Note that prompt engineering can be seen as a form of few-shot learning. This means that you can simply provide instructions to the model, along with a few optional examples, and the model will produce the desired output quite reliably. This is different from fine-tuning, which is a transfer learning technique that can transform a pre-trained language model, such as GPT-3, into a task-specific model, as was done with ChatGPT.
Teaching a Chatbot Domain-Specific Knowledge
As an experiment, and to understand the underlying technology better, I spent a couple of weeks researching and building a chatbot which can produce answers to questions based purely on factual knowledge. This ensures the accuracy of the content produced by the chatbot.
The first step in this is to collect the knowledge I want the chatbot to have. As this was a simple experiment, I did this by scraping through a pdf document, extracting chunks of text and linking them in a way that describes the structure of the document. That is, if one chunk of text contains a reference to another, a context link is created.

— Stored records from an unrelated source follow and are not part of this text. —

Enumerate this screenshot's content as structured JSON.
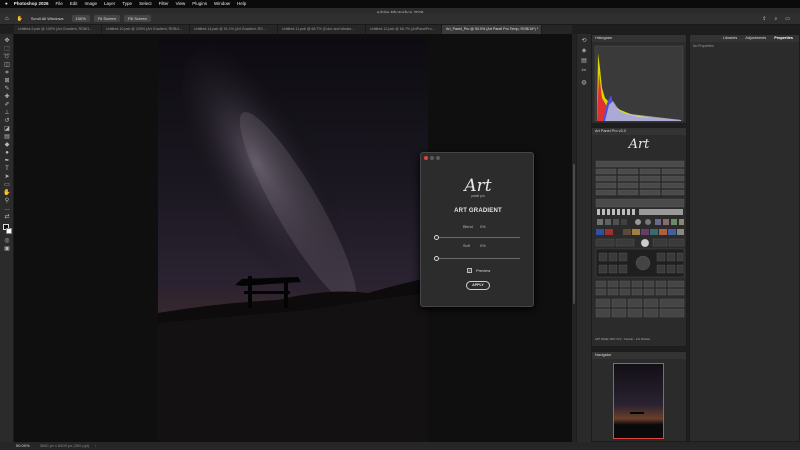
{
  "menubar": {
    "app": "Photoshop 2026",
    "items": [
      "File",
      "Edit",
      "Image",
      "Layer",
      "Type",
      "Select",
      "Filter",
      "View",
      "Plugins",
      "Window",
      "Help"
    ]
  },
  "window": {
    "title": "Adobe Photoshop 2026"
  },
  "options": {
    "scroll_all": "Scroll All Windows",
    "zoom": "100%",
    "fit_screen": "Fit Screen",
    "fill_screen": "Fill Screen"
  },
  "doc_tabs": [
    {
      "label": "Untitled-9.psb @ 100% (Art Gradient, RGB/1...",
      "active": false
    },
    {
      "label": "Untitled-10.psb @ 100% (Art Gradient, RGB/1...",
      "active": false
    },
    {
      "label": "Untitled-14.psb @ 91.1% (Art Gradient, RG...",
      "active": false
    },
    {
      "label": "Untitled-11.psb @ 66.7% (Color and vibrato...",
      "active": false
    },
    {
      "label": "Untitled-12.psb @ 66.7% (ArtPanelPro...",
      "active": false
    },
    {
      "label": "Art_Panel_Pro @ 50.0% (Art Panel Pro Temp, RGB/16*) *",
      "active": true
    }
  ],
  "status": {
    "zoom": "50.00%",
    "doc_info": "3600 px x 5400 px (300 ppi)"
  },
  "dialog": {
    "logo_text": "Art",
    "logo_sub": "panel pro",
    "heading": "ART GRADIENT",
    "blend_label": "Blend",
    "blend_value": "0%",
    "blend_level": 0,
    "soft_label": "Soft",
    "soft_value": "0%",
    "soft_level": 0,
    "preview_label": "Preview",
    "preview_checked": true,
    "apply_label": "APPLY"
  },
  "panels": {
    "histogram": {
      "title": "Histogram"
    },
    "plugin": {
      "title": "Art Panel Pro v3.0",
      "logo_text": "Art",
      "footer": "ART PANEL PRO V3.0 · Tutorials · Info Website"
    },
    "navigator": {
      "title": "Navigator",
      "zoom": "50.00%"
    },
    "right_tabs": [
      "Libraries",
      "Adjustments",
      "Properties"
    ],
    "properties_sub": "No Properties"
  },
  "colors": {
    "accent_red": "#e0443e",
    "bg": "#1e1e1e",
    "panel": "#2b2b2b"
  },
  "icons": [
    "move-icon",
    "marquee-icon",
    "lasso-icon",
    "crop-icon",
    "brush-icon",
    "eraser-icon",
    "gradient-icon",
    "text-icon",
    "hand-icon",
    "zoom-icon"
  ]
}
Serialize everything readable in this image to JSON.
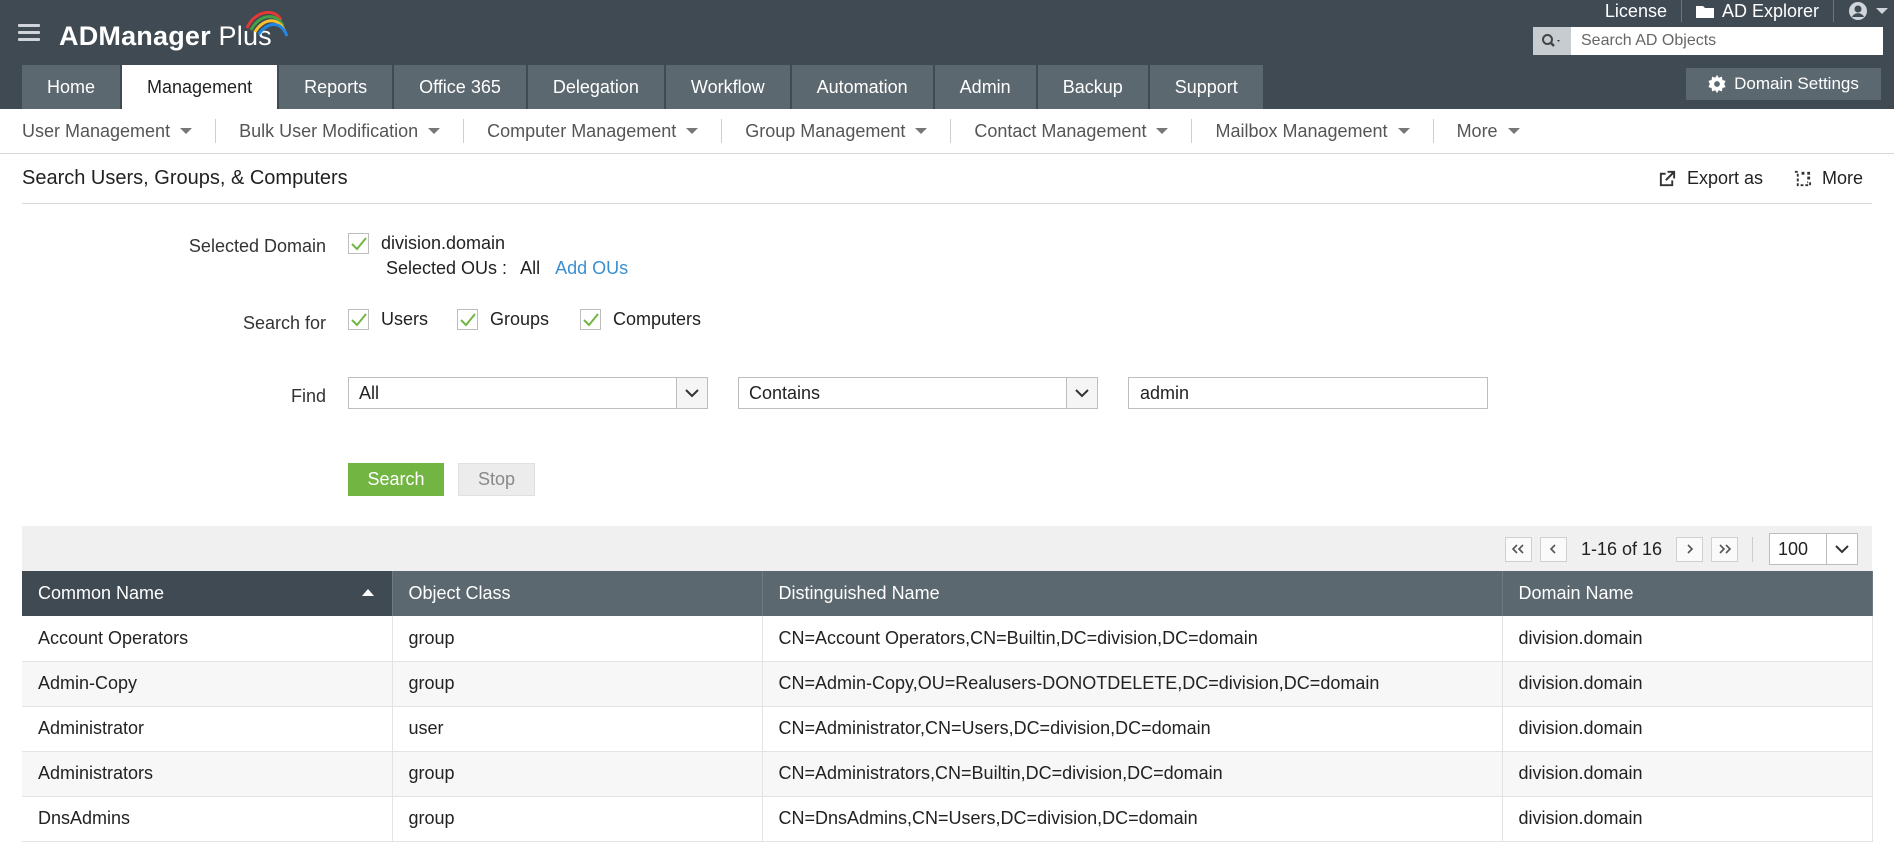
{
  "app": {
    "logo_prefix": "ADManager",
    "logo_suffix": " Plus"
  },
  "top_links": {
    "license": "License",
    "ad_explorer": "AD Explorer"
  },
  "search": {
    "placeholder": "Search AD Objects"
  },
  "tabs": [
    {
      "label": "Home"
    },
    {
      "label": "Management"
    },
    {
      "label": "Reports"
    },
    {
      "label": "Office 365"
    },
    {
      "label": "Delegation"
    },
    {
      "label": "Workflow"
    },
    {
      "label": "Automation"
    },
    {
      "label": "Admin"
    },
    {
      "label": "Backup"
    },
    {
      "label": "Support"
    }
  ],
  "active_tab": "Management",
  "domain_settings_label": "Domain Settings",
  "subnav": [
    {
      "label": "User Management"
    },
    {
      "label": "Bulk User Modification"
    },
    {
      "label": "Computer Management"
    },
    {
      "label": "Group Management"
    },
    {
      "label": "Contact Management"
    },
    {
      "label": "Mailbox Management"
    },
    {
      "label": "More"
    }
  ],
  "page": {
    "title": "Search Users, Groups, & Computers",
    "export_label": "Export as",
    "more_label": "More"
  },
  "form": {
    "selected_domain_label": "Selected Domain",
    "domain_value": "division.domain",
    "selected_ous_label": "Selected OUs :",
    "selected_ous_value": "All",
    "add_ous_link": "Add OUs",
    "search_for_label": "Search for",
    "search_for_options": [
      {
        "label": "Users",
        "checked": true
      },
      {
        "label": "Groups",
        "checked": true
      },
      {
        "label": "Computers",
        "checked": true
      }
    ],
    "find_label": "Find",
    "find_object_value": "All",
    "find_condition_value": "Contains",
    "find_text_value": "admin",
    "search_button": "Search",
    "stop_button": "Stop"
  },
  "pager": {
    "range_text": "1-16 of 16",
    "page_size": "100"
  },
  "table": {
    "columns": [
      "Common Name",
      "Object Class",
      "Distinguished Name",
      "Domain Name"
    ],
    "sorted_column": "Common Name",
    "sort_direction": "ascending",
    "rows": [
      [
        "Account Operators",
        "group",
        "CN=Account Operators,CN=Builtin,DC=division,DC=domain",
        "division.domain"
      ],
      [
        "Admin-Copy",
        "group",
        "CN=Admin-Copy,OU=Realusers-DONOTDELETE,DC=division,DC=domain",
        "division.domain"
      ],
      [
        "Administrator",
        "user",
        "CN=Administrator,CN=Users,DC=division,DC=domain",
        "division.domain"
      ],
      [
        "Administrators",
        "group",
        "CN=Administrators,CN=Builtin,DC=division,DC=domain",
        "division.domain"
      ],
      [
        "DnsAdmins",
        "group",
        "CN=DnsAdmins,CN=Users,DC=division,DC=domain",
        "division.domain"
      ]
    ]
  },
  "colors": {
    "header_bg": "#3f4a53",
    "tab_bg": "#5c6870",
    "accent_green": "#72b543",
    "link_blue": "#3a8fd0"
  },
  "icons": {
    "menu": "hamburger-icon",
    "ad_explorer": "folder-icon",
    "user": "user-avatar-icon",
    "search": "search-icon",
    "settings": "gear-icon",
    "export": "export-icon",
    "more": "more-icon"
  }
}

With these chunks of text extracted, I then passed each of them through one of OpenAI’s text embedding models and stored it in a database. These models produce embeddings, which are a numerical way of representing the semantic meaning of each chunk of text. As can be seen in the image below, embeddings that are numerically similar are also semantically similar. For example, the embedding of “canine companions say” will be more similar to the embedding of “woof” than that of “meow.”

Example illustrating text embedding phrase similarity. Credit: OpenAI - openai.com/blog/introducing-text-and-code-embeddings/
In my implementation, when a user asks a question about a specific document, the program quickly queries the embedding database and extracts the most similar (and therefore relevant) chunks of text to the question. It also makes use of the context links created earlier to provide additional context. These are then fed into a specifically designed prompt, which instructs a GPT-3 model to synthesize an answer to the user’s question based purely on the provided text. The following is a simplified example of one of the prompts I experimented with.
You are an agent tasked with answering questions based on a provided query.
If the query is too general, ask the user to be more specific, and provide suggestions.
Respond to the query using only the context provided.
If insufficient information is provided, do not answer the question.
Do not include irrelevant information in the answer body.
Be as concise as possible.
Query: {query}
Context: {context}
Response:
Results and Improvements
The video below shows a demo of running the program with the bitcoin whitepaper as an input. The user is able to ask questions (indicated by Query), and the chatbot responds (GPT) using only context extracted from the document. Even though this initial experiment is extremely simple, it yields impressive results.
In another test, I provided it with technical documentation from Delft Aerospace Rocket Engineering (a student rocketry society which I am a part of). This resulted in an efficient way to look up specific technical aspects of our designs, and even combine context from different documents together.
In its current form, my implementation is extremely inefficient, as it requires very large prompts to be supplied to GPT-3 to ensure enough context to answer questions accurately. As such, I am looking more deeply into NER (Named Entity Recognition) and RE (Relation Extraction) models to extract key facts from the text and construct a knowledge graph with information from various documents. With an appropriate querying method, this could be a good way to create “memory” for the GPT, and have it easily accessible and interlinked.